From International Socialism, No.18, Autumn 1964, p.33.
Transcribed & marked up by Einde O’Callaghan for ETOL.
Africa and the Communist World
OUP, 32s 6d.
The USSR and Africa
IRR/OUP, 9s 6d.
Vol.V No.4, China and Africa Today
Institute of Race Relations, 12s 6d.
The problem with the growing literature on communist influence in Africa is that it remains largely a branch of Kremlinology, written by people more interested in the communist states than in Africa. However interesting this is in illuminating the growing curiosity of Eastern European and Far Asian conflicts and evolutions, it tells us very little that is specific about African problems. But, as with much cold war writing, the literature does give some information. The questions that should be asked begin with African social structures and the development of political consciousness. How extensive is industrialisation and trade-union organisation? What role does the military or bureaucracy play? Will societies educated to mass literacy before industrialisation (as in Ghana) pose radically different problems from those not so educated? What opportunity is there for political education? Is there – in the interests of the workers – much difference between the elite party of, say, Ivory Coast, and the ‘mass’ party of, say, Ghana? It is only in the context of such questions that we can make much sense of the various exercises of Western and communist states in Africa. The first two of these books are concerned with the impact of communist state activities on that picture-book character The African. We have a lot of useful factual material on Czech trade-union schools, Russian universities, technical and personnel aid. There are plenty of whimsical stories about the mistakes of Russians and Chinese in Africa. And it becomes clear that African governments are beginning to view communist states as separate states and not as segments of a monolithic bloc. Ideas and techniques are borrowed as they seem to fit needs or whims of politicians. Some features of communist social structure may be imitated – collectives, centralised trade unions under political control, one-party states – but without introducing ‘communism’ in any form to Africa.
As Morison suggests, diplomatic strategy rather than ideology or workers’ contact is dominating the policies of the communist states .The Emperor of Ethiopia or Sir Abubaker T.B. is supported as much as Nkrumah or Ben Bella, and there is very little personal contact between Russian or Eastern European advisers and Africans.

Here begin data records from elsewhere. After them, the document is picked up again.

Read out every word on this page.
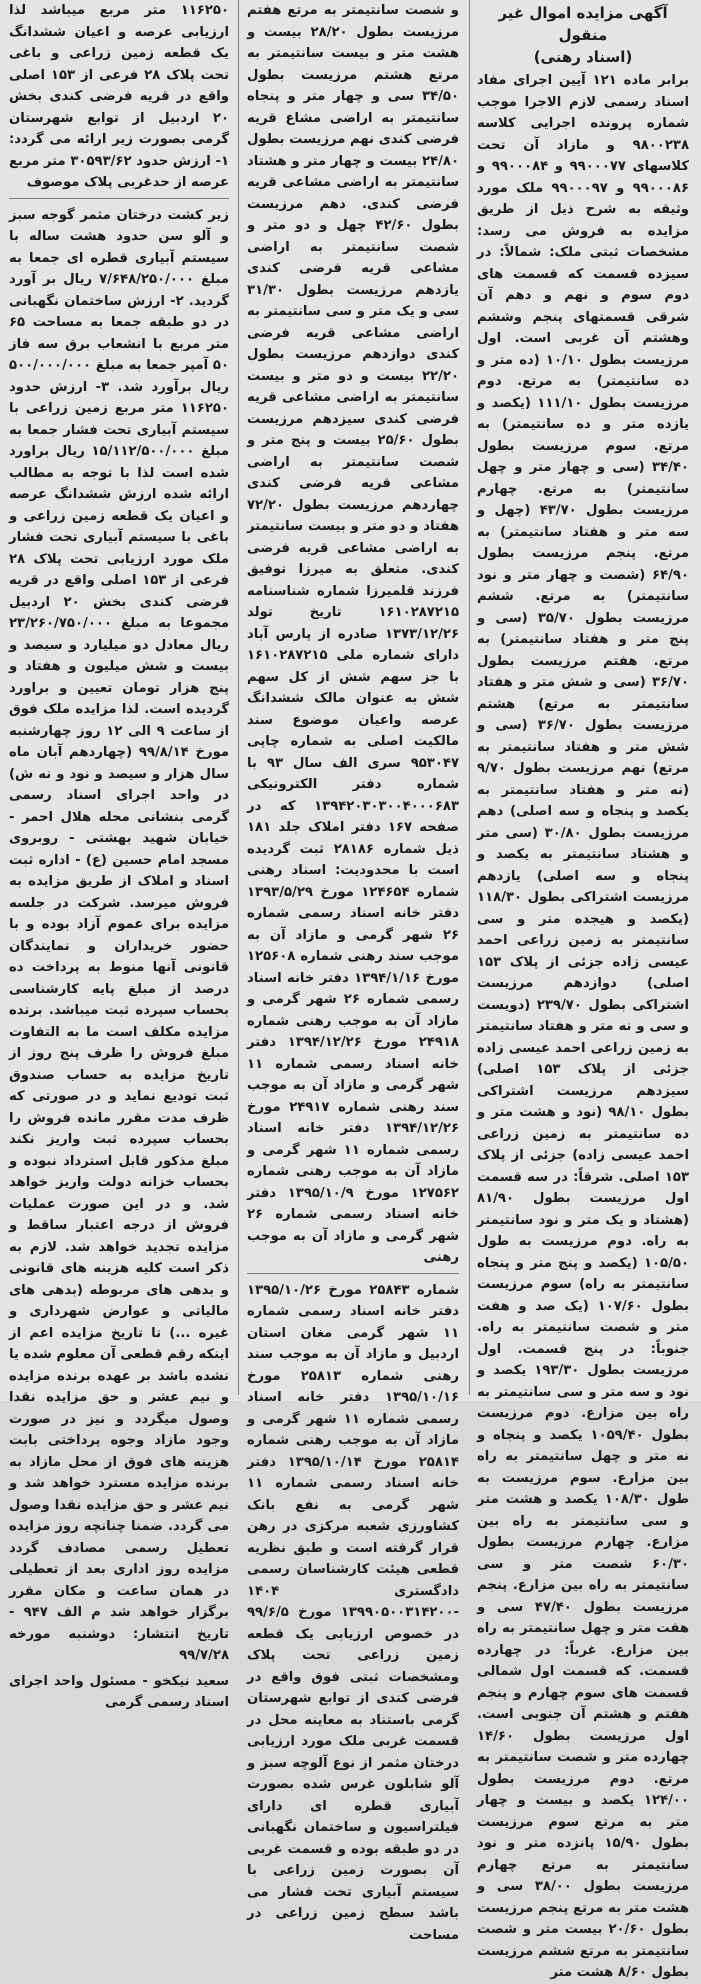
آگهی مزایده اموال غیر منقول
(اسناد رهنی)

برابر ماده ۱۲۱ آیین اجرای مفاد اسناد رسمی لازم الاجرا موجب شماره پرونده اجرایی کلاسه ۹۸۰۰۲۳۸ و مازاد آن تحت کلاسهای ۹۹۰۰۰۷۷ و ۹۹۰۰۰۸۴ و ۹۹۰۰۰۸۶ و ۹۹۰۰۰۹۷ ملک مورد وثیقه به شرح ذیل از طریق مزایده به فروش می رسد: مشخصات ثبتی ملک: شمالاً: در سیزده قسمت که قسمت های دوم سوم و نهم و دهم آن شرقی قسمتهای پنجم وششم وهشتم آن غربی است. اول مرزیست بطول ۱۰/۱۰ (ده متر و ده سانتیمتر) به مرتع. دوم مرزیست بطول ۱۱۱/۱۰ (یکصد و یازده متر و ده سانتیمتر) به مرتع. سوم مرزیست بطول ۳۴/۴۰ (سی و چهار متر و چهل سانتیمتر) به مرتع. چهارم مرزیست بطول ۴۳/۷۰ (چهل و سه متر و هفتاد سانتیمتر) به مرتع. پنجم مرزیست بطول ۶۴/۹۰ (شصت و چهار متر و نود سانتیمتر) به مرتع. ششم مرزیست بطول ۳۵/۷۰ (سی و پنج متر و هفتاد سانتیمتر) به مرتع. هفتم مرزیست بطول ۳۶/۷۰ (سی و شش متر و هفتاد سانتیمتر به مرتع) هشتم مرزیست بطول ۳۶/۷۰ (سی و شش متر و هفتاد سانتیمتر به مرتع) نهم مرزیست بطول ۹/۷۰ (نه متر و هفتاد سانتیمتر به یکصد و پنجاه و سه اصلی) دهم مرزیست بطول ۳۰/۸۰ (سی متر و هشتاد سانتیمتر به یکصد و پنجاه و سه اصلی) یازدهم مرزیست اشتراکی بطول ۱۱۸/۳۰ (یکصد و هیجده متر و سی سانتیمتر به زمین زراعی احمد عیسی زاده جزئی از پلاک ۱۵۳ اصلی) دوازدهم مرزیست اشتراکی بطول ۲۳۹/۷۰ (دویست و سی و نه متر و هفتاد سانتیمتر به زمین زراعی احمد عیسی زاده جزئی از پلاک ۱۵۳ اصلی) سیزدهم مرزیست اشتراکی بطول ۹۸/۱۰ (نود و هشت متر و ده سانتیمتر به زمین زراعی احمد عیسی زاده) جزئی از پلاک ۱۵۳ اصلی. شرقاً: در سه قسمت اول مرزیست بطول ۸۱/۹۰ (هشتاد و یک متر و نود سانتیمتر به راه. دوم مرزیست به طول ۱۰۵/۵۰ (یکصد و پنج متر و پنجاه سانتیمتر به راه) سوم مرزیست بطول ۱۰۷/۶۰ (یک صد و هفت متر و شصت سانتیمتر به راه. جنوباً: در پنج قسمت. اول مرزیست بطول ۱۹۳/۳۰ یکصد و نود و سه متر و سی سانتیمتر به راه بین مزارع. دوم مرزیست بطول ۱۰۵۹/۴۰ یکصد و پنجاه و نه متر و چهل سانتیمتر به راه بین مزارع. سوم مرزیست به طول ۱۰۸/۳۰ یکصد و هشت متر و سی سانتیمتر به راه بین مزارع. چهارم مرزیست بطول ۶۰/۳۰ شصت متر و سی سانتیمتر به راه بین مزارع. پنجم مرزیست بطول ۴۷/۴۰ سی و هفت متر و چهل سانتیمتر به راه بین مزارع. غرباً: در چهارده قسمت. که قسمت اول شمالی قسمت های سوم چهارم و پنجم هفتم و هشتم آن جنوبی است. اول مرزیست بطول ۱۴/۶۰ چهارده متر و شصت سانتیمتر به مرتع. دوم مرزیست بطول ۱۲۴/۰۰ یکصد و بیست و چهار متر به مرتع سوم مرزیست بطول ۱۵/۹۰ پانزده متر و نود سانتیمتر به مرتع چهارم مرزیست بطول ۳۸/۰۰ سی و هشت متر به مرتع پنجم مرزیست بطول ۲۰/۶۰ بیست متر و شصت سانتیمتر به مرتع ششم مرزیست بطول ۸/۶۰ هشت متر

و شصت سانتیمتر به مرتع هفتم مرزیست بطول ۲۸/۲۰ بیست و هشت متر و بیست سانتیمتر به مرتع هشتم مرزیست بطول ۳۴/۵۰ سی و چهار متر و پنجاه سانتیمتر به اراضی مشاع قریه فرضی کندی نهم مرزیست بطول ۲۴/۸۰ بیست و چهار متر و هشتاد سانتیمتر به اراضی مشاعی قریه فرضی کندی. دهم مرزیست بطول ۴۲/۶۰ چهل و دو متر و شصت سانتیمتر به اراضی مشاعی قریه فرضی کندی یازدهم مرزیست بطول ۳۱/۳۰ سی و یک متر و سی سانتیمتر به اراضی مشاعی قریه فرضی کندی دوازدهم مرزیست بطول ۲۲/۲۰ بیست و دو متر و بیست سانتیمتر به اراضی مشاعی قریه فرضی کندی سیزدهم مرزیست بطول ۲۵/۶۰ بیست و پنج متر و شصت سانتیمتر به اراضی مشاعی قریه فرضی کندی چهاردهم مرزیست بطول ۷۲/۲۰ هفتاد و دو متر و بیست سانتیمتر به اراضی مشاعی قریه فرضی کندی. متعلق به میرزا توفیق فرزند قلمیرزا شماره شناسنامه ۱۶۱۰۲۸۷۲۱۵ تاریخ تولد ۱۳۷۳/۱۲/۲۶ صادره از پارس آباد دارای شماره ملی ۱۶۱۰۲۸۷۲۱۵ با جز سهم شش از کل سهم شش به عنوان مالک ششدانگ عرصه واعیان موضوع سند مالکیت اصلی به شماره چاپی ۹۵۳۰۴۷ سری الف سال ۹۳ با شماره دفتر الکترونیکی ۱۳۹۴۲۰۳۰۳۰۰۴۰۰۰۶۸۳ که در صفحه ۱۶۷ دفتر املاک جلد ۱۸۱ ذیل شماره ۲۸۱۸۶ ثبت گردیده است با محدودیت: اسناد رهنی شماره ۱۲۴۶۵۴ مورخ ۱۳۹۳/۵/۲۹ دفتر خانه اسناد رسمی شماره ۲۶ شهر گرمی و مازاد آن به موجب سند رهنی شماره ۱۲۵۶۰۸ مورخ ۱۳۹۴/۱/۱۶ دفتر خانه اسناد رسمی شماره ۲۶ شهر گرمی و مازاد آن به موجب رهنی شماره ۲۴۹۱۸ مورخ ۱۳۹۴/۱۲/۲۶ دفتر خانه اسناد رسمی شماره ۱۱ شهر گرمی و مازاد آن به موجب سند رهنی شماره ۲۴۹۱۷ مورخ ۱۳۹۴/۱۲/۲۶ دفتر خانه اسناد رسمی شماره ۱۱ شهر گرمی و مازاد آن به موجب رهنی شماره ۱۲۷۵۶۲ مورخ ۱۳۹۵/۱۰/۹ دفتر خانه اسناد رسمی شماره ۲۶ شهر گرمی و مازاد آن به موجب رهنی

شماره ۲۵۸۴۳ مورخ ۱۳۹۵/۱۰/۲۶ دفتر خانه اسناد رسمی شماره ۱۱ شهر گرمی مغان استان اردبیل و مازاد آن به موجب سند رهنی شماره ۲۵۸۱۳ مورخ ۱۳۹۵/۱۰/۱۶ دفتر خانه اسناد رسمی شماره ۱۱ شهر گرمی و مازاد آن به موجب رهنی شماره ۲۵۸۱۴ مورخ ۱۳۹۵/۱۰/۱۴ دفتر خانه اسناد رسمی شماره ۱۱ شهر گرمی به نفع بانک کشاورزی شعبه مرکزی در رهن قرار گرفته است و طبق نظریه قطعی هیئت کارشناسان رسمی دادگستری ۱۴۰۴ -۱۳۹۹۰۵۰۰۳۱۴۲۰۰ مورخ ۹۹/۶/۵ در خصوص ارزیابی یک قطعه زمین زراعی تحت پلاک ومشخصات ثبتی فوق واقع در فرضی کندی از توابع شهرستان گرمی باستناد به معاینه محل در قسمت غربی ملک مورد ارزیابی درختان مثمر از نوع آلوچه سبز و آلو شابلون غرس شده بصورت آبیاری قطره ای دارای فیلتراسیون و ساختمان نگهبانی در دو طبقه بوده و قسمت غربی آن بصورت زمین زراعی با سیستم آبیاری تحت فشار می باشد سطح زمین زراعی در مساحت

۱۱۶۲۵۰ متر مربع میباشد لذا ارزیابی عرصه و اعیان ششدانگ یک قطعه زمین زراعی و باغی تحت پلاک ۲۸ فرعی از ۱۵۳ اصلی واقع در قریه فرضی کندی بخش ۲۰ اردبیل از توابع شهرستان گرمی بصورت زیر ارائه می گردد: ۱- ارزش حدود ۳۰۵۹۳/۶۲ متر مربع عرصه از حدغربی پلاک موصوف

زیر کشت درختان مثمر گوجه سبز و آلو سن حدود هشت ساله با سیستم آبیاری قطره ای جمعا به مبلغ ۷/۶۴۸/۲۵۰/۰۰۰ ریال بر آورد گردید. ۲- ارزش ساختمان نگهبانی در دو طبقه جمعا به مساحت ۶۵ متر مربع با انشعاب برق سه فاز ۵۰ آمپر جمعا به مبلغ ۵۰۰/۰۰۰/۰۰۰ ریال برآورد شد. ۳- ارزش حدود ۱۱۶۲۵۰ متر مربع زمین زراعی با سیستم آبیاری تحت فشار جمعا به مبلغ ۱۵/۱۱۲/۵۰۰/۰۰۰ ریال براورد شده است لذا با توجه به مطالب ارائه شده ارزش ششدانگ عرصه و اعیان یک قطعه زمین زراعی و باغی با سیستم آبیاری تحت فشار ملک مورد ارزیابی تحت پلاک ۲۸ فرعی از ۱۵۳ اصلی واقع در قریه فرضی کندی بخش ۲۰ اردبیل مجموعا به مبلغ ۲۳/۲۶۰/۷۵۰/۰۰۰ ریال معادل دو میلیارد و سیصد و بیست و شش میلیون و هفتاد و پنج هزار تومان تعیین و براورد گردیده است. لذا مزایده ملک فوق از ساعت ۹ الی ۱۲ روز چهارشنبه مورخ ۹۹/۸/۱۴ (چهاردهم آبان ماه سال هزار و سیصد و نود و نه ش) در واحد اجرای اسناد رسمی گرمی بنشانی محله هلال احمر - خیابان شهید بهشتی - روبروی مسجد امام حسین (ع) - اداره ثبت اسناد و املاک از طریق مزایده به فروش میرسد. شرکت در جلسه مزایده برای عموم آزاد بوده و با حضور خریداران و نمایندگان قانونی آنها منوط به پرداخت ده درصد از مبلغ پایه کارشناسی بحساب سپرده ثبت میباشد. برنده مزایده مکلف است ما به التفاوت مبلغ فروش را ظرف پنج روز از تاریخ مزایده به حساب صندوق ثبت تودیع نماید و در صورتی که ظرف مدت مقرر مانده فروش را بحساب سپرده ثبت واریز نکند مبلغ مذکور قابل استرداد نبوده و بحساب خزانه دولت واریز خواهد شد. و در این صورت عملیات فروش از درجه اعتبار ساقط و مزایده تجدید خواهد شد. لازم به ذکر است کلیه هزینه های قانونی و بدهی های مربوطه (بدهی های مالیاتی و عوارض شهرداری و غیره ...) تا تاریخ مزایده اعم از اینکه رقم قطعی آن معلوم شده یا نشده باشد بر عهده برنده مزایده و نیم عشر و حق مزایده نقدا وصول میگردد و نیز در صورت وجود مازاد وجوه پرداختی بابت هزینه های فوق از محل مازاد به برنده مزایده مسترد خواهد شد و نیم عشر و حق مزایده نقدا وصول می گردد. ضمنا چنانچه روز مزایده تعطیل رسمی مصادف گردد مزایده روز اداری بعد از تعطیلی در همان ساعت و مکان مقرر برگزار خواهد شد م الف ۹۴۷ - تاریخ انتشار: دوشنبه مورخه ۹۹/۷/۲۸

سعید نیکخو - مسئول واحد اجرای اسناد رسمی گرمی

The main hope, however, lies in the increasing independence of communist government policies. Race in its special issue in China and Africa brings this out more honestly. The prospects for socialism in Africa depend on the stimulation of debate among workers and the creation of lively mass parties. China and Yugoslavia have already made sure that the presentation of a communist argument will not be the monopoly of any one state. What the Africans do with all this is of course up to themselves.